Second, counsel for the Board seemed to suggest at oral argument that Kentucky River does not prefigure a sea-change in the Board’s approach to deciding supervisor cases. I took this to mean the Board is receptive to the massive hint the Supreme Court dropped in Kentucky River. The Court proposed that — in performing the three-step analysis required by § 152(11) — the Board shift its traditional *902emphasis away from the “independent judgment” component to allow more reasoned development of the jurisprudence underpinning the “functions” component.
Perhaps the Board could offer a limiting interpretation of the supervisory function of responsible direction by distinguishing employees who direct the manner of others’ performance of discrete tasks from employees who direct other employees, as § 152(11) requires. Certain of the Board’s decisions appear to have drawn that distinction in the past, see, e.g., Providence Hospital, 320 N.L.R.B. 717, 729 (1996).
Kentucky River, 532 U.S. at 720, 121 S.Ct. 1861 (emphasis in original).

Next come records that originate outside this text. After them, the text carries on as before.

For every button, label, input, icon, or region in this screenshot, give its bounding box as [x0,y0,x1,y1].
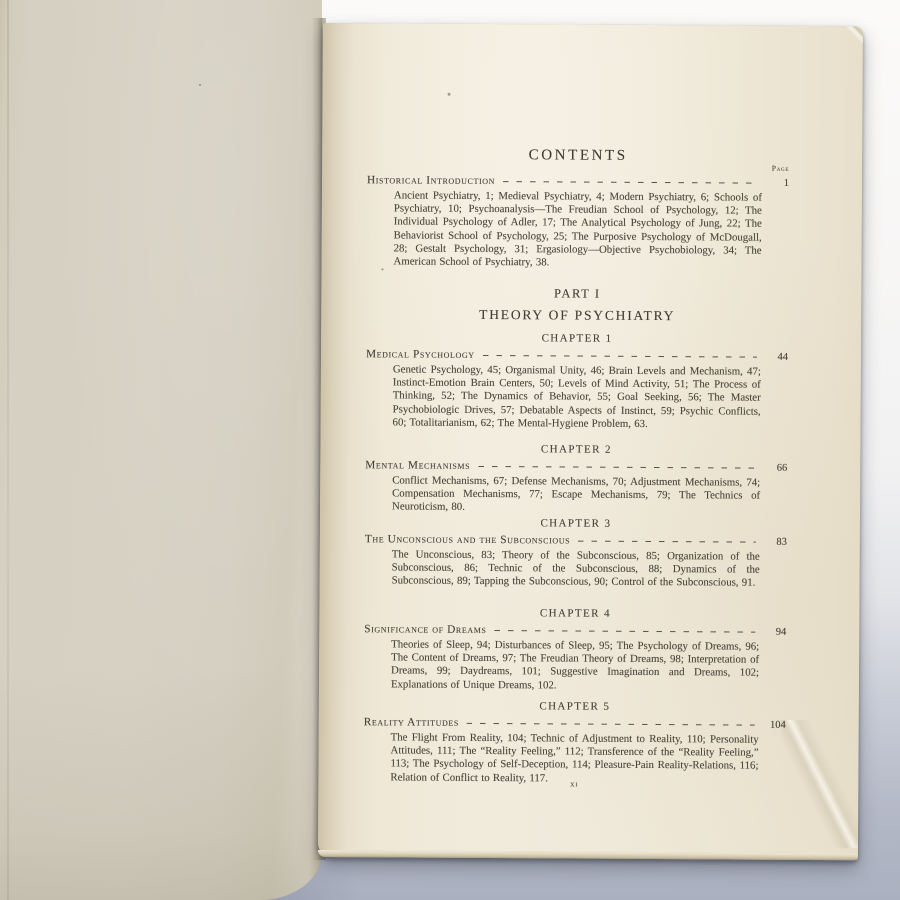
chapter-label: CHAPTER 5 [364,699,786,715]
right-page-surface: CONTENTS Page Historical Introduction 1 … [318,23,863,853]
toc-entry-chapter-5: CHAPTER 5 Reality Attitudes 104 The Flig… [363,699,786,786]
dot-leader [478,460,756,472]
page-corner-crease [780,720,859,848]
part-label: PART I [366,285,788,302]
entry-page-number: 1 [767,177,789,191]
chapter-label: CHAPTER 1 [366,331,788,347]
entry-title: Reality Attitudes [364,715,459,730]
dot-leader [467,717,755,729]
right-page: CONTENTS Page Historical Introduction 1 … [318,23,863,860]
dot-leader [483,349,757,361]
entry-summary: The Unconscious, 83; Theory of the Subco… [392,548,760,590]
entry-heading-row: Mental Mechanisms 66 [365,458,787,476]
entry-page-number: 104 [764,719,786,733]
entry-title: Historical Introduction [367,173,495,188]
dot-leader [578,535,756,546]
dot-leader [494,624,755,636]
entry-heading-row: The Unconscious and the Subconscious 83 [365,532,787,550]
toc-entry-chapter-2: CHAPTER 2 Mental Mechanisms 66 Conflict … [365,442,787,516]
entry-page-number: 83 [765,536,787,550]
folio-page-number: xi [363,777,785,790]
entry-heading-row: Significance of Dreams 94 [364,622,786,640]
toc-entry-chapter-4: CHAPTER 4 Significance of Dreams 94 Theo… [364,606,787,693]
entry-title: Significance of Dreams [364,622,486,637]
entry-page-number: 94 [764,626,786,640]
entry-summary: Ancient Psychiatry, 1; Medieval Psychiat… [394,189,762,270]
toc-entry-introduction: Historical Introduction 1 Ancient Psychi… [367,173,790,271]
toc-entry-chapter-3: CHAPTER 3 The Unconscious and the Subcon… [365,516,787,590]
left-page [0,0,322,900]
part-title: THEORY OF PSYCHIATRY [366,306,788,324]
entry-page-number: 66 [765,462,787,476]
toc-entry-chapter-1: CHAPTER 1 Medical Psychology 44 Genetic … [366,331,789,432]
toc-content: CONTENTS Page Historical Introduction 1 … [363,23,790,853]
entry-title: Mental Mechanisms [365,458,470,473]
chapter-label: CHAPTER 4 [364,606,786,622]
dot-leader [503,175,758,187]
chapter-label: CHAPTER 2 [365,442,787,458]
entry-summary: Theories of Sleep, 94; Disturbances of S… [391,638,759,693]
page-column-label: Page [367,161,789,173]
entry-title: Medical Psychology [366,347,475,362]
entry-heading-row: Reality Attitudes 104 [364,715,786,733]
entry-title: The Unconscious and the Subconscious [365,532,570,547]
entry-summary: Conflict Mechanisms, 67; Defense Mechani… [392,474,760,516]
entry-page-number: 44 [766,351,788,365]
paper-speck [199,84,201,86]
entry-heading-row: Historical Introduction 1 [367,173,789,191]
page-corner-wear [827,26,863,54]
entry-heading-row: Medical Psychology 44 [366,347,788,365]
entry-summary: Genetic Psychology, 45; Organismal Unity… [393,363,761,431]
chapter-label: CHAPTER 3 [365,516,787,532]
part-heading: PART I THEORY OF PSYCHIATRY [366,285,788,324]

In deciding supervisor cases, the Board infrequently devotes much attention to the manner in which particular employees fulfill one or more of the twelve enumerated tasks. The Board .often assumes that employees perform one of those tasks, only to decide the case based upon the employees’ exercise of independent judgment. See, e.g., Providence Hosp., 320 N.L.R.B. 717, 727 (1996) (“[W]e conclude that whatever authority the charge nurses have to ‘assign’ RNs and other staff members ... is not authority that requires the use of independent judgment within the meaning of Section 2(11). Accordingly, it is unnecessary to reach the issue of the exact parameters of the term ‘assignment’ under Section 2(11).”); id. at 728 (“The Board has only rarely sought to define the parameters of ‘responsibly to direct.’ ... Instead, the Board generally has treated ‘responsibly to direct’ in conjunction with Section 2(ll)’s qualifying language that the exercise of any statutory indicia ‘is not of a merely routine or clerical nature, but requires the use of independent judgment.’ ”).

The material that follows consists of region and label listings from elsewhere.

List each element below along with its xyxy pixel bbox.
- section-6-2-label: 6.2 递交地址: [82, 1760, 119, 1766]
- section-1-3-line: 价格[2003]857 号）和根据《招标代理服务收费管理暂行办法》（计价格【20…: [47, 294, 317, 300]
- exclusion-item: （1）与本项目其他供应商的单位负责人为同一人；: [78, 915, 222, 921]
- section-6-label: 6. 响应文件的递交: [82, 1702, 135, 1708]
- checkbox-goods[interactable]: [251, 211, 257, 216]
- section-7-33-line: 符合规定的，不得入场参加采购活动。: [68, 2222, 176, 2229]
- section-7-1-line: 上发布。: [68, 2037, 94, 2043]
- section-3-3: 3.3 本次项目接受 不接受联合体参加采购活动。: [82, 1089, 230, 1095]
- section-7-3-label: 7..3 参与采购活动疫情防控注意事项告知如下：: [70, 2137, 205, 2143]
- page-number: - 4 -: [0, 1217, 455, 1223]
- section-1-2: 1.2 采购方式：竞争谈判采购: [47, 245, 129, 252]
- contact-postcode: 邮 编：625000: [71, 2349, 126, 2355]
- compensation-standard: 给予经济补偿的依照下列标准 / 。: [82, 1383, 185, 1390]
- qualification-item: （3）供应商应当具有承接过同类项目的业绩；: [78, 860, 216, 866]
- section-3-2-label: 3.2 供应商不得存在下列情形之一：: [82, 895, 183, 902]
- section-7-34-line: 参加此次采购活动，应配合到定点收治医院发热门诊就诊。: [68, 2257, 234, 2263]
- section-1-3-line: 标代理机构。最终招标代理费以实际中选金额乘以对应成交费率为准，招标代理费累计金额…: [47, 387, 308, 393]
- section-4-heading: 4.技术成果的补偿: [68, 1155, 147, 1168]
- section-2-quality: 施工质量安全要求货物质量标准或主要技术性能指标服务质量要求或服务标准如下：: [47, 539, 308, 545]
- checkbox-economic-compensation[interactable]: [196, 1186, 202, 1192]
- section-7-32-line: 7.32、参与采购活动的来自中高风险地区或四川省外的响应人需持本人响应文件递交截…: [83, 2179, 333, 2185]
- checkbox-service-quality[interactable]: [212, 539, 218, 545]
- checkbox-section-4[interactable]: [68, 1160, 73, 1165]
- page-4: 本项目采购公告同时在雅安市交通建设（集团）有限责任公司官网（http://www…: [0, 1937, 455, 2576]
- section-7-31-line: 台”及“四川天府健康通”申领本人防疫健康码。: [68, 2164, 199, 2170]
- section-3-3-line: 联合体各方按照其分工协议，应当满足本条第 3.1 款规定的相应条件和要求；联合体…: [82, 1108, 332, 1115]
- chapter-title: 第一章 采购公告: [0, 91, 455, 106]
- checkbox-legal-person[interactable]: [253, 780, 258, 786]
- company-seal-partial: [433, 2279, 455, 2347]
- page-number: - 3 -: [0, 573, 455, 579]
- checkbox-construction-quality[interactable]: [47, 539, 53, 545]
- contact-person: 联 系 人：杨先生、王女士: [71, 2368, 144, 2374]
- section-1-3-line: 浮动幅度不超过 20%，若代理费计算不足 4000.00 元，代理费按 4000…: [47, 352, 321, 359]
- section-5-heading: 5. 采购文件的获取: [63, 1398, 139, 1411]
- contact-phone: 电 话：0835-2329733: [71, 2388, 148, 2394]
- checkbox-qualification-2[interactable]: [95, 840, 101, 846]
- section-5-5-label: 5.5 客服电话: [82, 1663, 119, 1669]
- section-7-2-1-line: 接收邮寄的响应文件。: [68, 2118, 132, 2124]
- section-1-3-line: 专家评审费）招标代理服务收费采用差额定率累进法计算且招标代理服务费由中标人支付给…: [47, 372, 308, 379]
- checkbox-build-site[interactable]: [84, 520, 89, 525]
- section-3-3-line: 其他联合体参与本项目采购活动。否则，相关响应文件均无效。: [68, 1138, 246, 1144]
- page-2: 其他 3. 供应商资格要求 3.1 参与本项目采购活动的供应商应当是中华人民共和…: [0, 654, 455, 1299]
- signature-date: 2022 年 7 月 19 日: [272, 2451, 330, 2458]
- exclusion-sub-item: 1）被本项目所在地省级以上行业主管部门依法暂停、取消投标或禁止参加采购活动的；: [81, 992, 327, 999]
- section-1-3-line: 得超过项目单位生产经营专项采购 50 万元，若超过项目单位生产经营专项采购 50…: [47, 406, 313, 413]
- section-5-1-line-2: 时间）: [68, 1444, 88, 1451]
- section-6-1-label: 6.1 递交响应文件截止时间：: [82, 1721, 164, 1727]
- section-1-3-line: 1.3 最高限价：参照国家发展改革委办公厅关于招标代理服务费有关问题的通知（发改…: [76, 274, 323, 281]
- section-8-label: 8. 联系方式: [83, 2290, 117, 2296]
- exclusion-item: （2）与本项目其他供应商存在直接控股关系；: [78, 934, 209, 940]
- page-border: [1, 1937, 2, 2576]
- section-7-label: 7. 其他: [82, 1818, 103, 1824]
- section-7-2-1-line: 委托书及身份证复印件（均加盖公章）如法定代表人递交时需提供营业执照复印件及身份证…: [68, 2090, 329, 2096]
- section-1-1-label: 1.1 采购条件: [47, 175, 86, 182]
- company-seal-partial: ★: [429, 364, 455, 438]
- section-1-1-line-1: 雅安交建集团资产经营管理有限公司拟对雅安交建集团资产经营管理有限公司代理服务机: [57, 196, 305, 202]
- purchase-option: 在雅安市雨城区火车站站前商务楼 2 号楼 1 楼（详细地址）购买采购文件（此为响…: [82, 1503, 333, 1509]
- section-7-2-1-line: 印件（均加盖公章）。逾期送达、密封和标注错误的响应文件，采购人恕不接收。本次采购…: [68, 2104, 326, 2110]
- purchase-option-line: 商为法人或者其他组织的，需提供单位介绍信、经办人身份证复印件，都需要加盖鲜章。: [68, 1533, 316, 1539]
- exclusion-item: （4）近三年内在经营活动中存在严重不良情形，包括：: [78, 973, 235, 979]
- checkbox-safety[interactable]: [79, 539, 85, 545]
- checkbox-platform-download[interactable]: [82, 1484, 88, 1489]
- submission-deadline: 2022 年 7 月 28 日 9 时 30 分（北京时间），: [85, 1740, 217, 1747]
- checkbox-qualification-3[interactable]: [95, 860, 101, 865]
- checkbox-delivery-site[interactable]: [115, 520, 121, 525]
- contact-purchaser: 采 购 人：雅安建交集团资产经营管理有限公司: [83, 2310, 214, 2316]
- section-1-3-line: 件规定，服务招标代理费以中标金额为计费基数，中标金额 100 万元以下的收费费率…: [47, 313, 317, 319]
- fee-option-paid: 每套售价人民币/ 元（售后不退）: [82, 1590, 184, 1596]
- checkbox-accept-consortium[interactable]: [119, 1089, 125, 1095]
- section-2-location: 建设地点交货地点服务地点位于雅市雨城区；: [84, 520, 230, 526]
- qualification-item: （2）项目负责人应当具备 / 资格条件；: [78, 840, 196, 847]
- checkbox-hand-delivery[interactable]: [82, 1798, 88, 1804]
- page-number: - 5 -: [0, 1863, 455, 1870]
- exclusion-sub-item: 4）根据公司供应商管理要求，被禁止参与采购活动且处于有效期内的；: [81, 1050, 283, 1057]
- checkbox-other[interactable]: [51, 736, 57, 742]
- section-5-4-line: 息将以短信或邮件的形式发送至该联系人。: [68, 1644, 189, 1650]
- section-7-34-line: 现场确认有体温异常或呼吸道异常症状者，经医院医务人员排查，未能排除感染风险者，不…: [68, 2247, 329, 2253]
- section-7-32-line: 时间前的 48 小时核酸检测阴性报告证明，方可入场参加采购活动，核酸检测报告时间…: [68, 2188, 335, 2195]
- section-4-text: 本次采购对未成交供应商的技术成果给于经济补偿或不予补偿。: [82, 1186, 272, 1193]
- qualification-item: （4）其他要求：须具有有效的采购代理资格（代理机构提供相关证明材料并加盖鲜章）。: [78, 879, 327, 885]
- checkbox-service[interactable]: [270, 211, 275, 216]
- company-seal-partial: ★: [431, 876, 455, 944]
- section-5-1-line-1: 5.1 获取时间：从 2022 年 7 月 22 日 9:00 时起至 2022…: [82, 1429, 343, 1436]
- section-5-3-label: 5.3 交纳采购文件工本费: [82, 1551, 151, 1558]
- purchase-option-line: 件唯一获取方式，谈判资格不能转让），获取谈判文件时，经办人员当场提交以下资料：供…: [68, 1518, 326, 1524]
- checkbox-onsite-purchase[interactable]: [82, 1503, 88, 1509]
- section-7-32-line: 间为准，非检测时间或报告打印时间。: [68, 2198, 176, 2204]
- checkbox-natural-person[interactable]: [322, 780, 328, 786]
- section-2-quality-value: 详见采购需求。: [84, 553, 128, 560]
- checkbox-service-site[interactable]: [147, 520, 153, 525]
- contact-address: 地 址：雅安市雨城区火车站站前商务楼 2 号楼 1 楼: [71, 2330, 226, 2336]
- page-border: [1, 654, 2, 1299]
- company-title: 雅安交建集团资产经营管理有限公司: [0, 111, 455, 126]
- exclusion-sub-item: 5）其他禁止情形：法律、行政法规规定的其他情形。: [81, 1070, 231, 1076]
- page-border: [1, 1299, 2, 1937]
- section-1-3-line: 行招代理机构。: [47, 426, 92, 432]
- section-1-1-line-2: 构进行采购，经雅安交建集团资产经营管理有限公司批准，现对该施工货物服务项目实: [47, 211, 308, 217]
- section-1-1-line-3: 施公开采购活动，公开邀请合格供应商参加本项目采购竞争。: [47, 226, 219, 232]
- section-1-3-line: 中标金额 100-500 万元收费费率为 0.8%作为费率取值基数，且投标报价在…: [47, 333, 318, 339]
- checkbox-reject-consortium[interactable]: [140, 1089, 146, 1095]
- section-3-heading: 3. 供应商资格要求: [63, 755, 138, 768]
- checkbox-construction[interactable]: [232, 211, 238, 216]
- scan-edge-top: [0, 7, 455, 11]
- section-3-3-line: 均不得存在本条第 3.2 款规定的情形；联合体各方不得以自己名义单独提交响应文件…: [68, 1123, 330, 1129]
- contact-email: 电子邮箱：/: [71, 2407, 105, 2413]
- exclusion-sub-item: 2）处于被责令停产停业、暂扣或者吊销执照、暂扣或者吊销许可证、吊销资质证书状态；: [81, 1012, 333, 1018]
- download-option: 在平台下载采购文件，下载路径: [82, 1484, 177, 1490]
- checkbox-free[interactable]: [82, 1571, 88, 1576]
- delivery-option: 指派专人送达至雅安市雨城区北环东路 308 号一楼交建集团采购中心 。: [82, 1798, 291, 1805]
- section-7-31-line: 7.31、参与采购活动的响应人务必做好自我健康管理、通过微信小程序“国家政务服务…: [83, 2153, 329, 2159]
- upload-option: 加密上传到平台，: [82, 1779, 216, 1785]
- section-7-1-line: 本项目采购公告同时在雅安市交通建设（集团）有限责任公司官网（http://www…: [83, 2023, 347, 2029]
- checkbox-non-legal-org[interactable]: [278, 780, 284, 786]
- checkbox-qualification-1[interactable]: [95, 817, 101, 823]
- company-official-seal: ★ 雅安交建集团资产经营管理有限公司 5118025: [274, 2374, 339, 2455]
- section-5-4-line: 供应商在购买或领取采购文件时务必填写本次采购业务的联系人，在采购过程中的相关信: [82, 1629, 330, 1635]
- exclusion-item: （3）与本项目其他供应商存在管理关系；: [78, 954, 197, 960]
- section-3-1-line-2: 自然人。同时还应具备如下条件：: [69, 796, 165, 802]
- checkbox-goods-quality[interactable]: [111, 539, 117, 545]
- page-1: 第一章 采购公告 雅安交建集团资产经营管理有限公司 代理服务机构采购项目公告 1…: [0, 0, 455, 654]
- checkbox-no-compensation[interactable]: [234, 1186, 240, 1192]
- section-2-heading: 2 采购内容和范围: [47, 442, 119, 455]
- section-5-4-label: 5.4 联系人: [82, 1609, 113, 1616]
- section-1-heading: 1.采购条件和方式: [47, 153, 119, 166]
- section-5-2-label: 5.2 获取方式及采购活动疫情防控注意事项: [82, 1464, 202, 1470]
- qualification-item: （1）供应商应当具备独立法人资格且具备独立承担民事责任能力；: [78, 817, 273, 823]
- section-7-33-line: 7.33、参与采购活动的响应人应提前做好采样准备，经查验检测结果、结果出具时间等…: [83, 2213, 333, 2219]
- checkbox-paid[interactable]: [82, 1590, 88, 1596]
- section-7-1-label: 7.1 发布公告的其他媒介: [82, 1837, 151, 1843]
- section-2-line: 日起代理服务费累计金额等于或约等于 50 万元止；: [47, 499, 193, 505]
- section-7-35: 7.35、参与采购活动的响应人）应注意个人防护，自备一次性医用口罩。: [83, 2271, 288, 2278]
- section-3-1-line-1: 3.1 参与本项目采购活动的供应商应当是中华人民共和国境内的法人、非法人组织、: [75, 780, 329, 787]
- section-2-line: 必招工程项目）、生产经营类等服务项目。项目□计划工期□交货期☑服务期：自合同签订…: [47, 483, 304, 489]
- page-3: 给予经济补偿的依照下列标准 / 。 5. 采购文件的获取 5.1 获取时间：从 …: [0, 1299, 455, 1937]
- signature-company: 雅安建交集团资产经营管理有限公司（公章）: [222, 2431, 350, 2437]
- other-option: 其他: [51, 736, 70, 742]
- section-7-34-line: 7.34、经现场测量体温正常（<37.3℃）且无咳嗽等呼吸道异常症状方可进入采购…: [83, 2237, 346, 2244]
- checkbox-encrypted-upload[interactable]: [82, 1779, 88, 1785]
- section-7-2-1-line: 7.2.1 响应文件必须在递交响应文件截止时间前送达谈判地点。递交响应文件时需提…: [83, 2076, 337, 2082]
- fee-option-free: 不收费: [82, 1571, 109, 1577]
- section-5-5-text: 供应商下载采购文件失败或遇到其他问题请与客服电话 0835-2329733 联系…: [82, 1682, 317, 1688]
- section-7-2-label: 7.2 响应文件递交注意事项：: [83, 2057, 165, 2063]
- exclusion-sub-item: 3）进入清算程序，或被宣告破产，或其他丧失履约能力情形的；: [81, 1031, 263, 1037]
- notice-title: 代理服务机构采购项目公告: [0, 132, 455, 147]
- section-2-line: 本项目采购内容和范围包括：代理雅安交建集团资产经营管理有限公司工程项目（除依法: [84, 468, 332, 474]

The Board’s practice of disregarding (or perhaps short-changing) one full step of the § 152(11) analysis is regrettable. The enumerated tasks do make a difference, as this case reflects. Much of the Board’s argument on appeal is really devoted to proving that KSDK producers neither assign workers (because another manager sets employee schedules), nor responsibly direct them (because, for example, producers are not held accountable for writers’ lapses, that responsibility is the province of the head writer). I find these arguments persuasive, but the Board did not make them in issuing its order. A remand would afford the Board a much-needed opportunity to reassess the importance of defining and interpreting the enumerated tasks in each case, just as I read the Court’s opinion in Kentucky River to suggest.
For these reasons, I would prefer to remand this case to the Board for further consideration rather than refusing to enforce the Board’s order altogether. Despite my agreement with much of the court’s opinion, I therefore respectfully dissent.